Reason for request

First assessment

  • Key points

Favourable opinion for reimbursement in the treatment of patients with anaplastic lymphoma kinase (ALK)-positive advanced non-small cell lung cancer (NSCLC) whose disease has progressed after alectinib or ceritinib as the first ALK tyrosine kinase inhibitor (TKI) therapy, or crizotinib and at least one other ALK TKI.  

  • What therapeutic improvement?

No clinical added value.

  • Role in the care pathway?

The therapeutic arsenal for lung cancer has recently been expanded following the addition of specific treatments targeting this genome abnormality, as first-line therapy: ALECENSA (alectinib), ZYKADIA (ceritinib) and XALKORI (crizotinib) and as second-line therapy: ALECENSA (alectinib), ZYKADIA (ceritinib).
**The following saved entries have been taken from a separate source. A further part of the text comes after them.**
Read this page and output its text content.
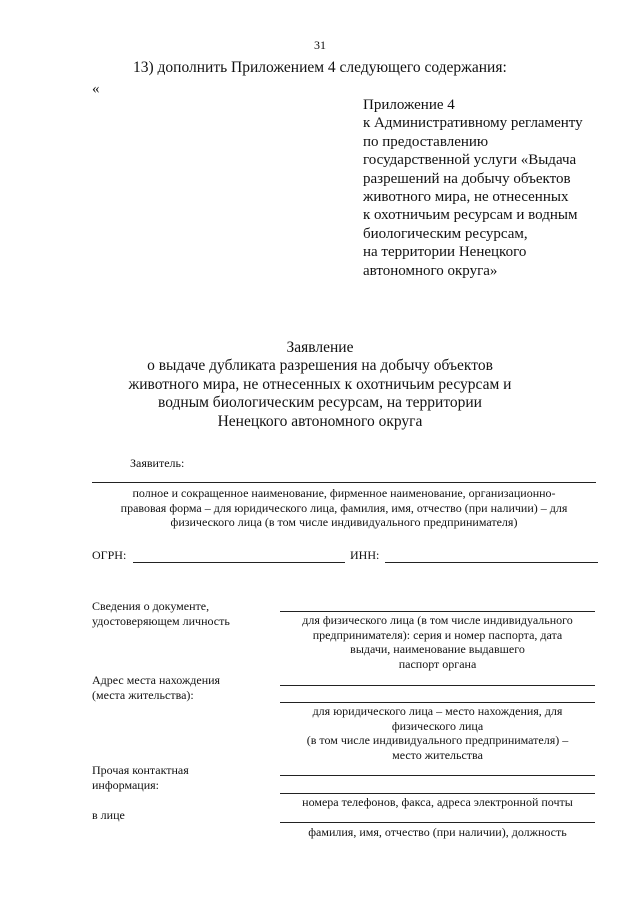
31
13) дополнить Приложением 4 следующего содержания:
«
Приложение 4
к Административному регламенту
по предоставлению
государственной услуги «Выдача
разрешений на добычу объектов
животного мира, не отнесенных
к охотничьим ресурсам и водным
биологическим ресурсам,
на территории Ненецкого
автономного округа»
Заявление
о выдаче дубликата разрешения на добычу объектов
животного мира, не отнесенных к охотничьим ресурсам и
водным биологическим ресурсам, на территории
Ненецкого автономного округа
Заявитель:
полное и сокращенное наименование, фирменное наименование, организационно-
правовая форма – для юридического лица, фамилия, имя, отчество (при наличии) – для
физического лица (в том числе индивидуального предпринимателя)
ОГРН:	ИНН:
Сведения о документе,
удостоверяющем личность	для физического лица (в том числе индивидуального
предпринимателя): серия и номер паспорта, дата
выдачи, наименование выдавшего
паспорт органа
Адрес места нахождения
(места жительства):
для юридического лица – место нахождения, для
физического лица
(в том числе индивидуального предпринимателя) –
место жительства
Прочая контактная
информация:
номера телефонов, факса, адреса электронной почты
в лице
фамилия, имя, отчество (при наличии), должность
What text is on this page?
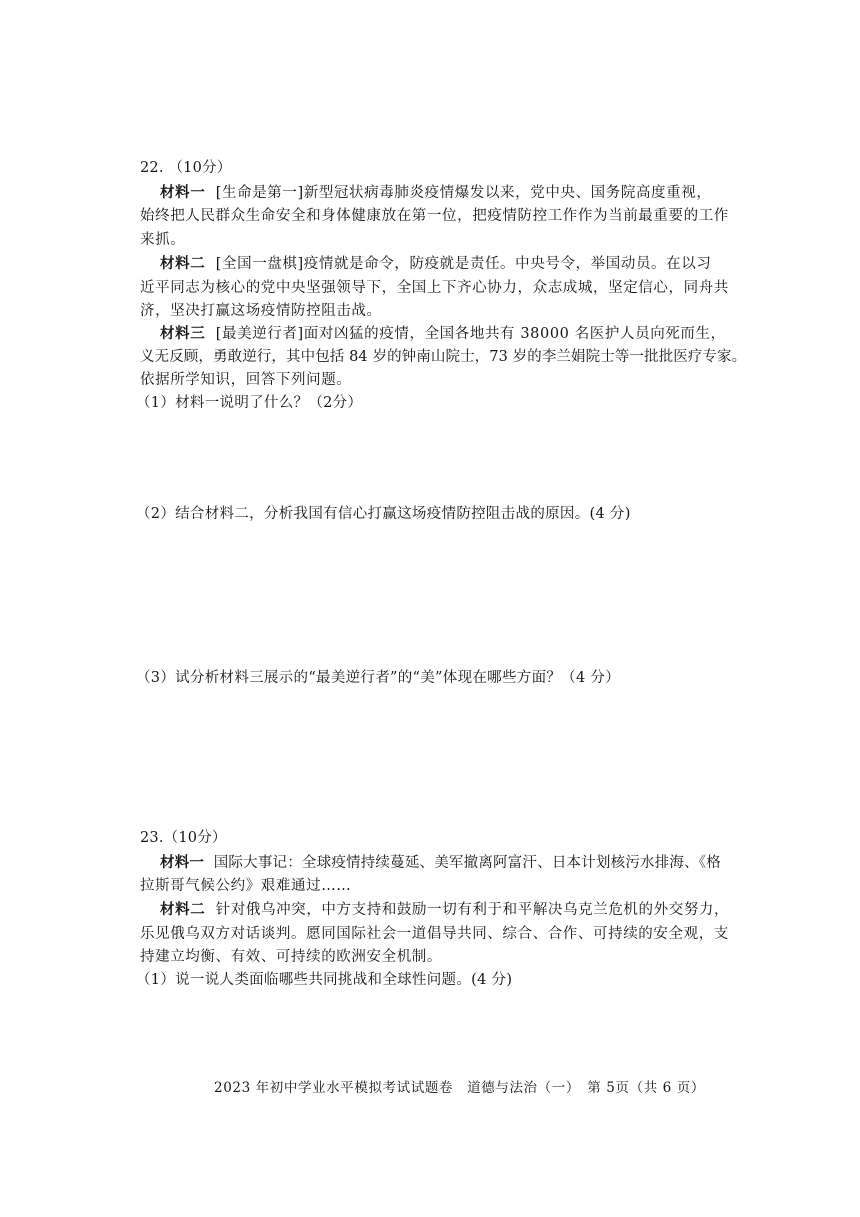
22. （10分）
材料一 [生命是第一]新型冠状病毒肺炎疫情爆发以来，党中央、国务院高度重视，
始终把人民群众生命安全和身体健康放在第一位，把疫情防控工作作为当前最重要的工作
来抓。
材料二 [全国一盘棋]疫情就是命令，防疫就是责任。中央号令，举国动员。在以习
近平同志为核心的党中央坚强领导下，全国上下齐心协力，众志成城，坚定信心，同舟共
济，坚决打赢这场疫情防控阻击战。
材料三 [最美逆行者]面对凶猛的疫情，全国各地共有 38000 名医护人员向死而生，
义无反顾，勇敢逆行，其中包括 84 岁的钟南山院士，73 岁的李兰娟院士等一批批医疗专家。
依据所学知识，回答下列问题。
（1）材料一说明了什么？（2分）
（2）结合材料二，分析我国有信心打赢这场疫情防控阻击战的原因。(4 分)
（3）试分析材料三展示的“最美逆行者”的“美”体现在哪些方面？（4 分）
23.（10分）
材料一 国际大事记：全球疫情持续蔓延、美军撤离阿富汗、日本计划核污水排海、《格
拉斯哥气候公约》艰难通过……
材料二 针对俄乌冲突，中方支持和鼓励一切有利于和平解决乌克兰危机的外交努力，
乐见俄乌双方对话谈判。愿同国际社会一道倡导共同、综合、合作、可持续的安全观，支
持建立均衡、有效、可持续的欧洲安全机制。
（1）说一说人类面临哪些共同挑战和全球性问题。(4 分)
2023 年初中学业水平模拟考试试题卷　道德与法治（一）　第 5页（共 6 页）
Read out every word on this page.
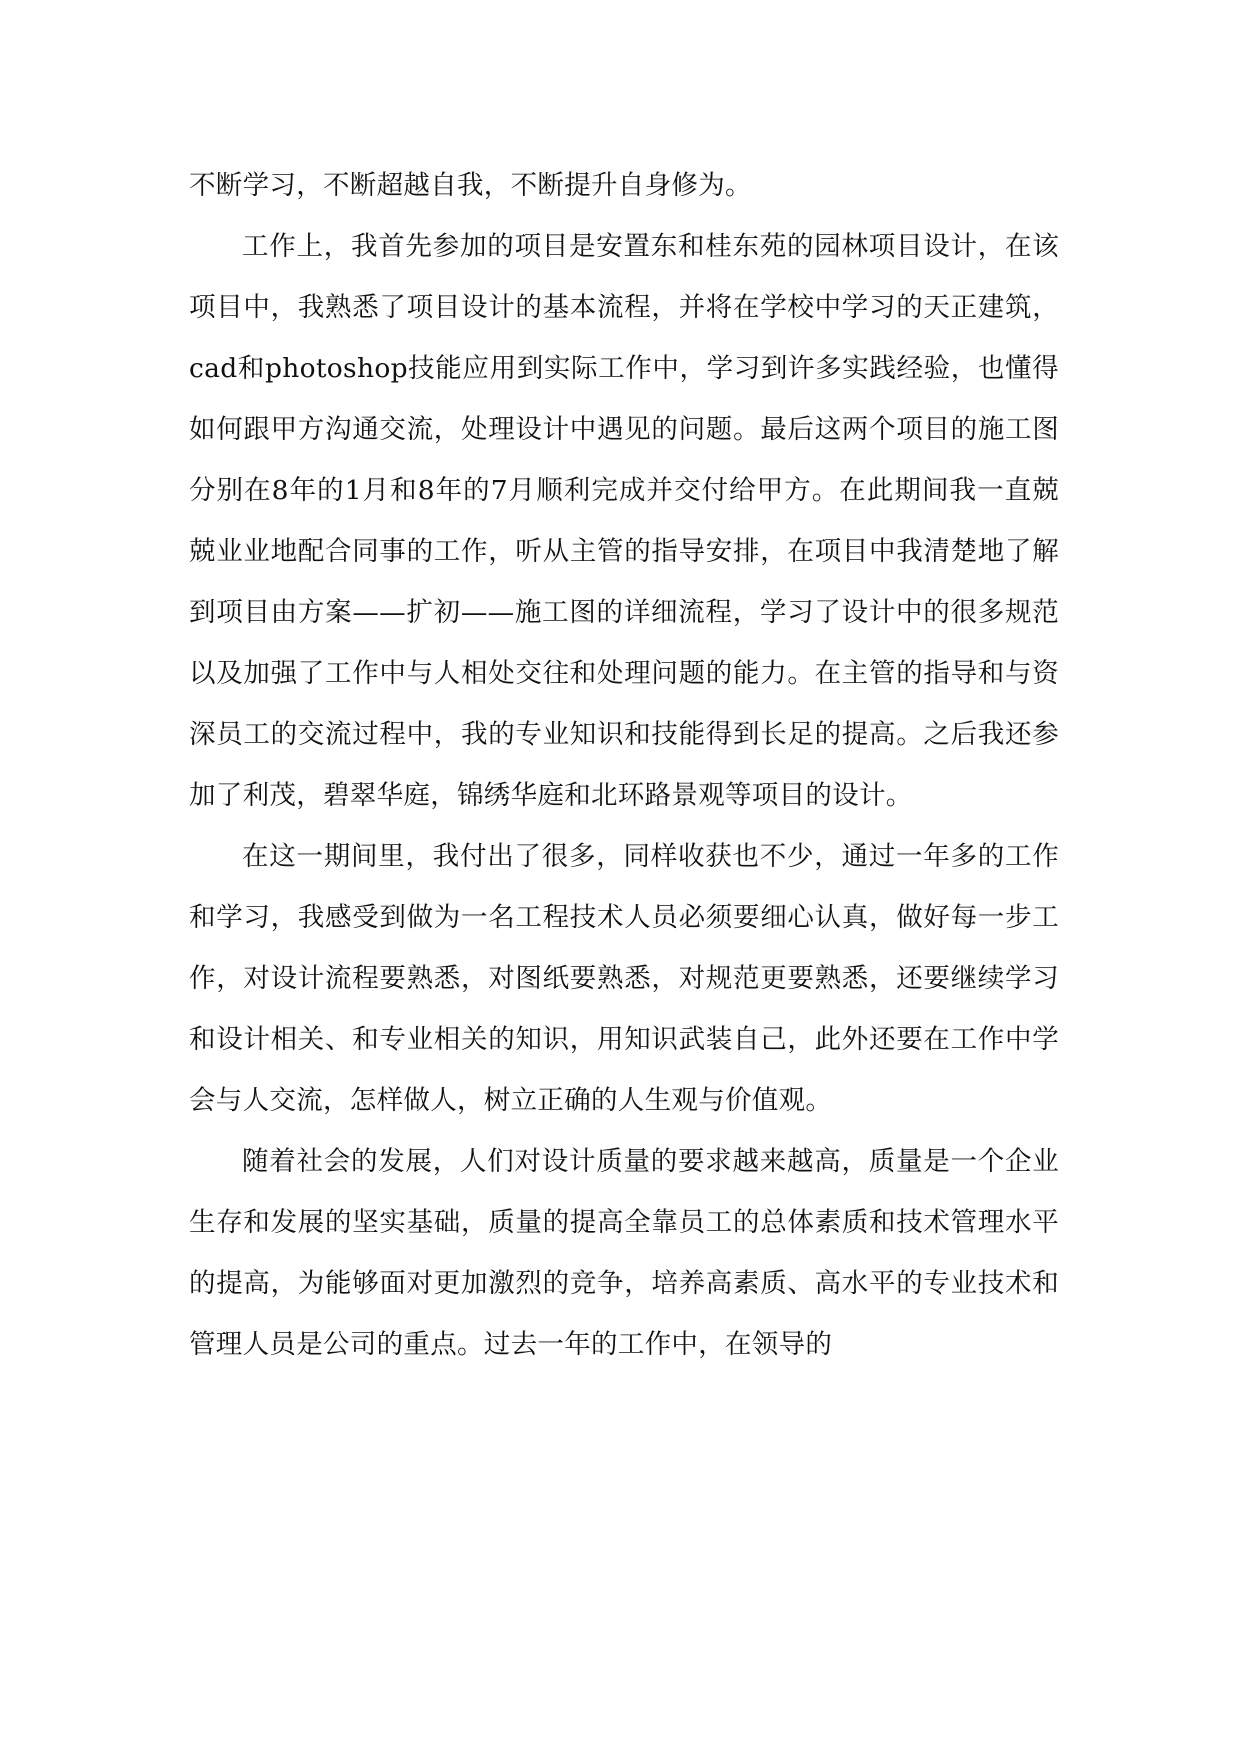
不断学习，不断超越自我，不断提升自身修为。

工作上，我首先参加的项目是安置东和桂东苑的园林项目设计，在该项目中，我熟悉了项目设计的基本流程，并将在学校中学习的天正建筑，cad和photoshop技能应用到实际工作中，学习到许多实践经验，也懂得如何跟甲方沟通交流，处理设计中遇见的问题。最后这两个项目的施工图分别在8年的1月和8年的7月顺利完成并交付给甲方。在此期间我一直兢兢业业地配合同事的工作，听从主管的指导安排，在项目中我清楚地了解到项目由方案——扩初——施工图的详细流程，学习了设计中的很多规范以及加强了工作中与人相处交往和处理问题的能力。在主管的指导和与资深员工的交流过程中，我的专业知识和技能得到长足的提高。之后我还参加了利茂，碧翠华庭，锦绣华庭和北环路景观等项目的设计。

在这一期间里，我付出了很多，同样收获也不少，通过一年多的工作和学习，我感受到做为一名工程技术人员必须要细心认真，做好每一步工作，对设计流程要熟悉，对图纸要熟悉，对规范更要熟悉，还要继续学习和设计相关、和专业相关的知识，用知识武装自己，此外还要在工作中学会与人交流，怎样做人，树立正确的人生观与价值观。

随着社会的发展，人们对设计质量的要求越来越高，质量是一个企业生存和发展的坚实基础，质量的提高全靠员工的总体素质和技术管理水平的提高，为能够面对更加激烈的竞争，培养高素质、高水平的专业技术和管理人员是公司的重点。过去一年的工作中，在领导的
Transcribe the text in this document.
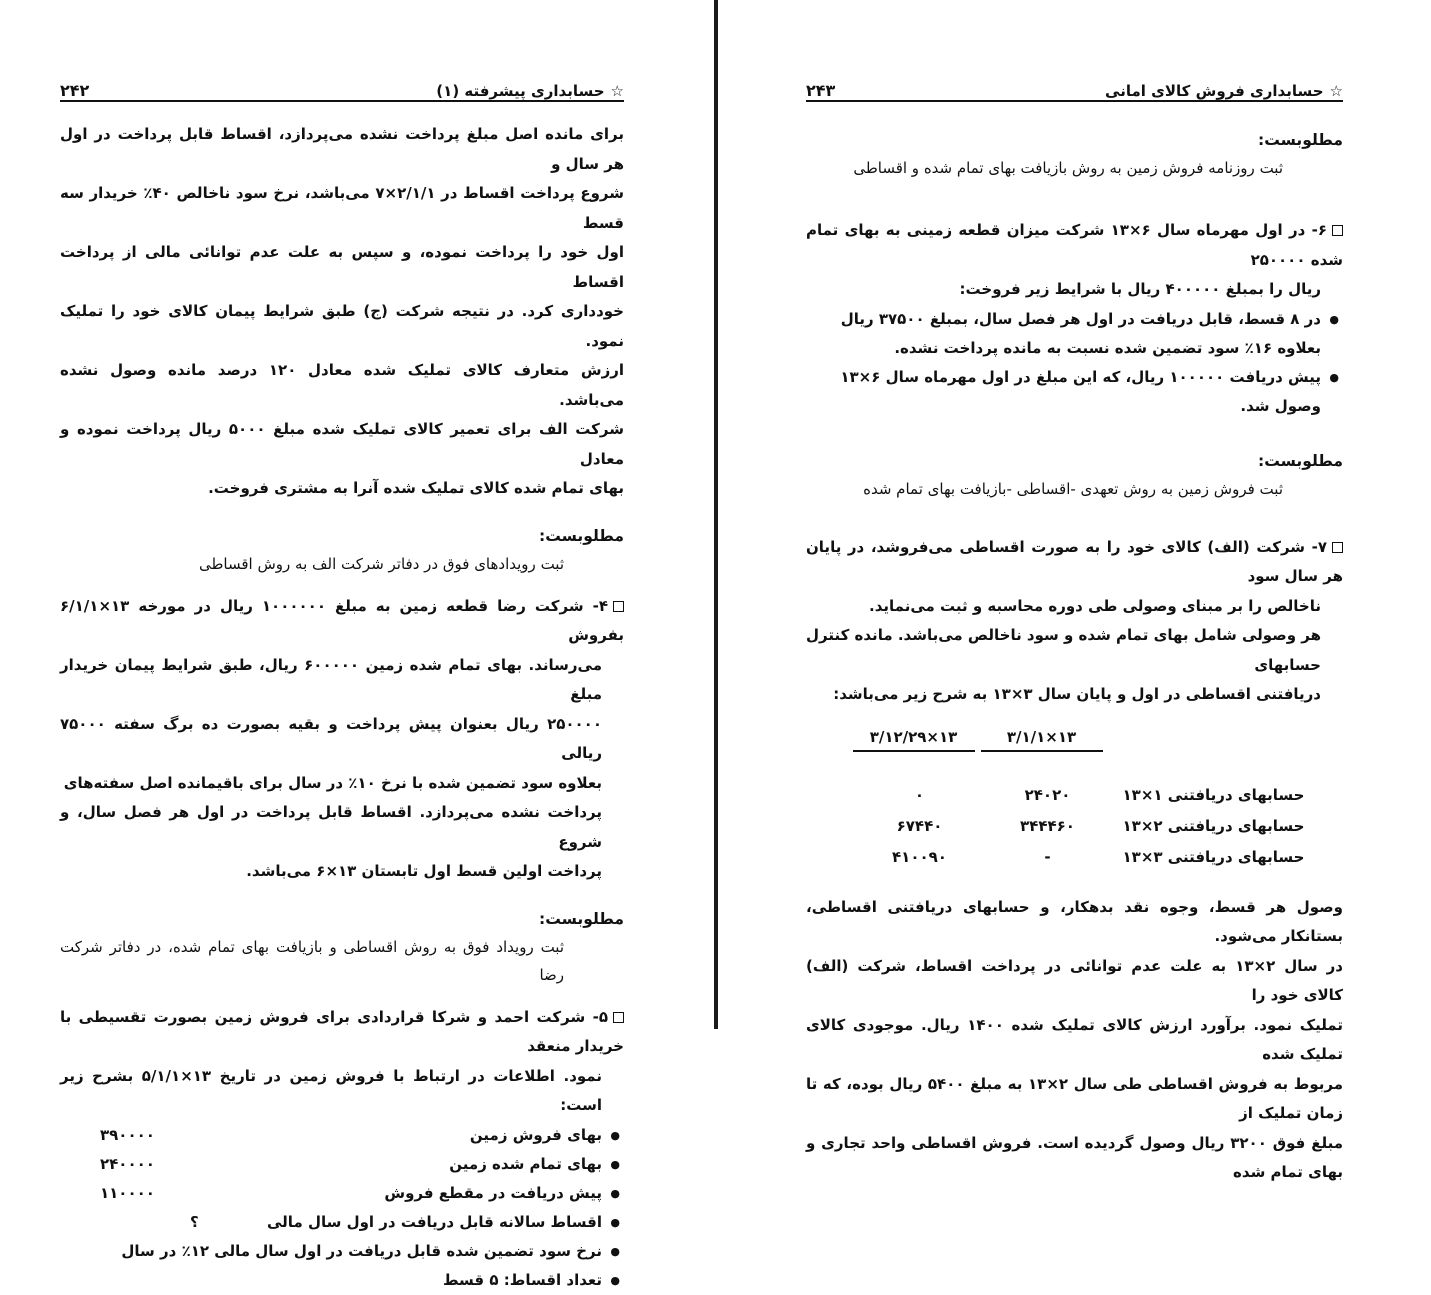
☆حسابداری پیشرفته (۱)
۲۴۲

برای مانده اصل مبلغ پرداخت نشده می‌پردازد، اقساط قابل پرداخت در اول هر سال و

شروع پرداخت اقساط در ۲/۱/۱×۷ می‌باشد، نرخ سود ناخالص ۴۰٪ خریدار سه قسط

اول خود را پرداخت نموده، و سپس به علت عدم توانائی مالی از پرداخت اقساط

خودداری کرد. در نتیجه شرکت (ج) طبق شرایط پیمان کالای خود را تملیک نمود.

ارزش متعارف کالای تملیک شده معادل ۱۲۰ درصد مانده وصول نشده می‌باشد.

شرکت الف برای تعمیر کالای تملیک شده مبلغ ۵۰۰۰ ریال پرداخت نموده و معادل

بهای تمام شده کالای تملیک شده آنرا به مشتری فروخت.

مطلوبست:

ثبت رویدادهای فوق در دفاتر شرکت الف به روش اقساطی

۴- شرکت رضا قطعه زمین به مبلغ ۱۰۰۰۰۰۰ ریال در مورخه ۱۳×۶/۱/۱ بفروش

می‌رساند. بهای تمام شده زمین ۶۰۰۰۰۰ ریال، طبق شرایط پیمان خریدار مبلغ

۲۵۰۰۰۰ ریال بعنوان پیش پرداخت و بقیه بصورت ده برگ سفته ۷۵۰۰۰ ریالی

بعلاوه سود تضمین شده با نرخ ۱۰٪ در سال برای باقیمانده اصل سفته‌های

پرداخت نشده می‌پردازد. اقساط قابل پرداخت در اول هر فصل سال، و شروع

پرداخت اولین قسط اول تابستان ۱۳×۶ می‌باشد.

مطلوبست:

ثبت رویداد فوق به روش اقساطی و بازیافت بهای تمام شده، در دفاتر شرکت رضا

۵- شرکت احمد و شرکا قراردادی برای فروش زمین بصورت تقسیطی با خریدار منعقد

نمود. اطلاعات در ارتباط با فروش زمین در تاریخ ۱۳×۵/۱/۱ بشرح زیر است:

● بهای فروش زمین
۳۹۰۰۰۰
● بهای تمام شده زمین
۲۴۰۰۰۰
● پیش دریافت در مقطع فروش
۱۱۰۰۰۰
● اقساط سالانه قابل دریافت در اول سال مالی
؟
● نرخ سود تضمین شده قابل دریافت در اول سال مالی ۱۲٪ در سال
● تعداد اقساط: ۵ قسط
☆حسابداری فروش کالای امانی
۲۴۳
مطلوبست:

ثبت روزنامه فروش زمین به روش بازیافت بهای تمام شده و اقساطی

۶- در اول مهرماه سال ۶×۱۳ شرکت میزان قطعه زمینی به بهای تمام شده ۲۵۰۰۰۰

ریال را بمبلغ ۴۰۰۰۰۰ ریال با شرایط زیر فروخت:

● در ۸ قسط، قابل دریافت در اول هر فصل سال، بمبلغ ۳۷۵۰۰ ریال بعلاوه ۱۶٪ سود تضمین شده نسبت به مانده پرداخت نشده.
● پیش دریافت ۱۰۰۰۰۰ ریال، که این مبلغ در اول مهرماه سال ۶×۱۳ وصول شد.
مطلوبست:

ثبت فروش زمین به روش تعهدی -اقساطی -بازیافت بهای تمام شده

۷- شرکت (الف) کالای خود را به صورت اقساطی می‌فروشد، در پایان هر سال سود

ناخالص را بر مبنای وصولی طی دوره محاسبه و ثبت می‌نماید.

هر وصولی شامل بهای تمام شده و سود ناخالص می‌باشد. مانده کنترل حسابهای

دریافتنی اقساطی در اول و پایان سال ۳×۱۳ به شرح زیر می‌باشد:

۱۳×۳/۱/۱
۱۳×۳/۱۲/۲۹
حسابهای دریافتنی ۱×۱۳
۲۴۰۲۰
۰
حسابهای دریافتنی ۲×۱۳
۳۴۴۴۶۰
۶۷۴۴۰
حسابهای دریافتنی ۳×۱۳
-
۴۱۰۰۹۰

وصول هر قسط، وجوه نقد بدهکار، و حسابهای دریافتنی اقساطی، بستانکار می‌شود.

در سال ۲×۱۳ به علت عدم توانائی در پرداخت اقساط، شرکت (الف) کالای خود را

تملیک نمود. برآورد ارزش کالای تملیک شده ۱۴۰۰ ریال. موجودی کالای تملیک شده

مربوط به فروش اقساطی طی سال ۲×۱۳ به مبلغ ۵۴۰۰ ریال بوده، که تا زمان تملیک از

مبلغ فوق ۳۲۰۰ ریال وصول گردیده است. فروش اقساطی واحد تجاری و بهای تمام شده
Role of LORVIQUA in the care pathway:

On the basis of currently available data, the Committee considers that LORVIQUA is a second or third-line treatment option. In the absence of comparative data, its precise role in the care pathway remains to be defined.

 

 


Clinical Benefit

Low

The clinical benefit of LORVIQUA is low, as the dossier currently stands.


Clinical Added Value

no clinical added value

Considering:

  • available data based on 3 cohorts among 7 derived from a phase 1/2 non comparative study in a heterogeneous population in second, third or later-line treatment,
  • the difficulty of precisely determining the effect size and role of this proprietary medicinal product in the treatment of advanced ALK+ lung cancer,

 

the Committee considers that LORVIQUA provides no clinical added value (CAV V) in the treatment of advanced ALK+ lung cancer.